Seulement voilà : Je n'y crois pas une seconde.
J'aurais pu m'attaquer à la défense des
transports en communs dans la Région PACA, voire à la
réorganisation des transports en France. Arguant de la
défense de l'écologie, du réchauffement de la
planète - cause qui trouve plus d'échos en
été qu'en ce mois de mai débutant un peu
fraîchement - et utilisant mon nom comme un étendard,
j'aurais un ralliement plus franc de mes concitoyens. Mais si
cette action me sensibilise réellement, je suis incapable de
traiter le sujet, pour trois raisons.
D'une part, et j'en profite pour faire un hommage succinct à Coluche, "la misère n'est pas de dimension humaine".

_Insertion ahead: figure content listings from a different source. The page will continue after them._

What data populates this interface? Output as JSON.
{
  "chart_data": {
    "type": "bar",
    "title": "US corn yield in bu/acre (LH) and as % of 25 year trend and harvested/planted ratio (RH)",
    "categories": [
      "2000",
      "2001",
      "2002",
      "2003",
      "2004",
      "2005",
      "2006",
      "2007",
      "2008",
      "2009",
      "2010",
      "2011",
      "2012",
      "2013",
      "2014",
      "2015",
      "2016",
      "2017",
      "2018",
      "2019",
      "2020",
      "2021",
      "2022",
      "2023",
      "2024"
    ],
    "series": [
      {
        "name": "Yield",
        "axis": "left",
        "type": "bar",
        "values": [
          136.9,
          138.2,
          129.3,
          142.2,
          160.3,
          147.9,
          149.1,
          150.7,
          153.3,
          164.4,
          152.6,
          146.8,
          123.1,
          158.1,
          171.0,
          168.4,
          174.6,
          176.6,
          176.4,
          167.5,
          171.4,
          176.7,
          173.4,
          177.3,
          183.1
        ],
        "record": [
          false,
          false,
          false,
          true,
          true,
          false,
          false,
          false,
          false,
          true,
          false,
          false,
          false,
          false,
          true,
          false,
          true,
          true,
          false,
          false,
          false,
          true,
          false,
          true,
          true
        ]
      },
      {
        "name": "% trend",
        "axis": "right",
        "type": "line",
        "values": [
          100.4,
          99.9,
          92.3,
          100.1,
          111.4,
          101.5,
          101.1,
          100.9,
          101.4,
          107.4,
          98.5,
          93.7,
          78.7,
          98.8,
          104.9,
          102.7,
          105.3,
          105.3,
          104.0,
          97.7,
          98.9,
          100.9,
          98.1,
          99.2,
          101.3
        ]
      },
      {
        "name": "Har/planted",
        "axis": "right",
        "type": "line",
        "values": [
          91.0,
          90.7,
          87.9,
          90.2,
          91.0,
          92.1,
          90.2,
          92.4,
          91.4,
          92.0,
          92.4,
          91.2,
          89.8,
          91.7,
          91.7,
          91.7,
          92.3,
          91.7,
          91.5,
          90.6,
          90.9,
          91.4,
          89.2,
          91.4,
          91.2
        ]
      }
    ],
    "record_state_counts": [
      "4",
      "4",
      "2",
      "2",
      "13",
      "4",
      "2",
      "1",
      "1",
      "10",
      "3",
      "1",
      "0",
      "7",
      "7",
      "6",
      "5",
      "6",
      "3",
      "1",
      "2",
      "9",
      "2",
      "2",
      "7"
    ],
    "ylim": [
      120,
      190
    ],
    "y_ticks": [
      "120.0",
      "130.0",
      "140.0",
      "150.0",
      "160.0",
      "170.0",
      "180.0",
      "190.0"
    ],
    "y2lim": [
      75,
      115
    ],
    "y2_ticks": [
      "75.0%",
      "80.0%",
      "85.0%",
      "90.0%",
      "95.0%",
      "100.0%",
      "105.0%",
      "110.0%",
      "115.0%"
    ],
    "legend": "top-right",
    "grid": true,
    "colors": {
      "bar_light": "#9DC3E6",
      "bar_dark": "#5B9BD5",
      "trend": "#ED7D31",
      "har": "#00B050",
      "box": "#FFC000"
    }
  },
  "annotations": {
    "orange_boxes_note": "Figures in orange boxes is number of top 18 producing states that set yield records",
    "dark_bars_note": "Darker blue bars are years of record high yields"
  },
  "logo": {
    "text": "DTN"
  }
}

Pourquoi parler de misère pour des déplacements dans un
pays riche ? Au train où vont les choses (encore un jeu de
mots facile...), se déplacer avec son véhicule personnel
va devenir un luxe réservé à une caste de
privilégiés. Les autres prendront les transports en
commun, leur vélo, leurs sabots, en fonction de leurs revenus,
et les temps de trajets domicile-travail, si on ne fait pas gaffe,
seront de plus en plus longs. Sans même prendre en compte les
déplacements "de loisir" ou même ceux pour chercher du
boulot, les transports en commun peuvent devenir de grosses
bétaillères à pauvres que nous sommes, alors que
nous baverons devant nos fenêtres crasseuses, debout et
entassés dans un bus, en voyant le riche
privilégié d'une caste inaccessible se pavaner dans son
4x4 gourmand. Bref, si je conçois qu'il faut un autre
avenir à nos enfants que celui-ci, ce combat me dépasse,
en tant qu'unité humaine.
Ensuite, je n'ai qu'une vie. J'essaie de la compartimenter du mieux
possible entre ma vie de famille, mon travail, mes passions, mes
loisirs et ce fichu site, qui a tendance à s'infiltrer dans un
peu tous les domaines cités. Tel un cheval de trait, je me
place des oeillères et me contente de défendre les 150
kilomètres de rails qui croisent mon champ de vision chaque
matin.
Enfin, je ne maîtrise pas le sujet. J'ai déjà mis
deux bonnes années à rassembler les
éléments du puzzle
historico-politico-économique des Chemins de fer de
Provence, je me contente de me documenter consciencieusement mais somme
toute sommairement sur la problématique des transports en
France. Juste assez pour comparer, et rester sur ma bonne file de rails
(encore... Oui, je sais). Je suis toujours sidéré par les
politiques qui arrivent à avoir une opinion sur tout, une
conviction "main sur le coeur" sur la plupart des sujets qui nous
touchent, alors qu'en grattant un peu, ils ne maîtrisent pas leur
sujet. Las, ce monde n'est pas le mien.
Tout ceci pour vous dire - parce que vous allez finir par vous demander
où je veux en venir, et moi aussi - que ce mélange
passion/documentation que je voue à la défense de ce
train me rendent de plus en plus convaincu que cette ligne en
particulier, et les transports en général dans la
Région (voire en France, allez savoir) sont une véritable
usine à gaz.
LE LIVRE MAGIQUE
Usine à gaz pour commencer qu'est la gestion et l'organisation
des Chemins de fer de Provence. D'une part, l'Etat, propriétaire
de la ligne, soucieux depuis près de quarante ans de se
débarrasser de "sa" dernière ligne secondaire
métropolitaine (non gérée par le tandem RFF/SNCF),
l'a refilée avec joie au premier consortium politique venu, j'ai
nommé le SYMA, sans s'inquiéter outre mesure d'une
possible gestion efficace.
Le SYMA est composé de 28 membres d'origine géographique
et politique différentes. De plus, chaque membre a un autre
travail, quelquefois en totale contradiction avec la défense et
l'avenir de ce train. N'importe qui, ayant a peu près un nombre
normal de neurones, verrait tout de suite que cela ne peut pas
fonctionner. Et dans les faits, cela n'a jamais fonctionné. Tout
au plus le SYMA, par son incapacité à décider quoi
que ce soit, a-t-il réussi à éviter la fermeture
de la ligne. Eh oui, même une fermeture, il faut la
décider...
Toujours au chapitre "SYMA", il faut également savoir que
celui-ci dépend, pour le financement, d'un ensemble
d'entités (Région, Départements, villes).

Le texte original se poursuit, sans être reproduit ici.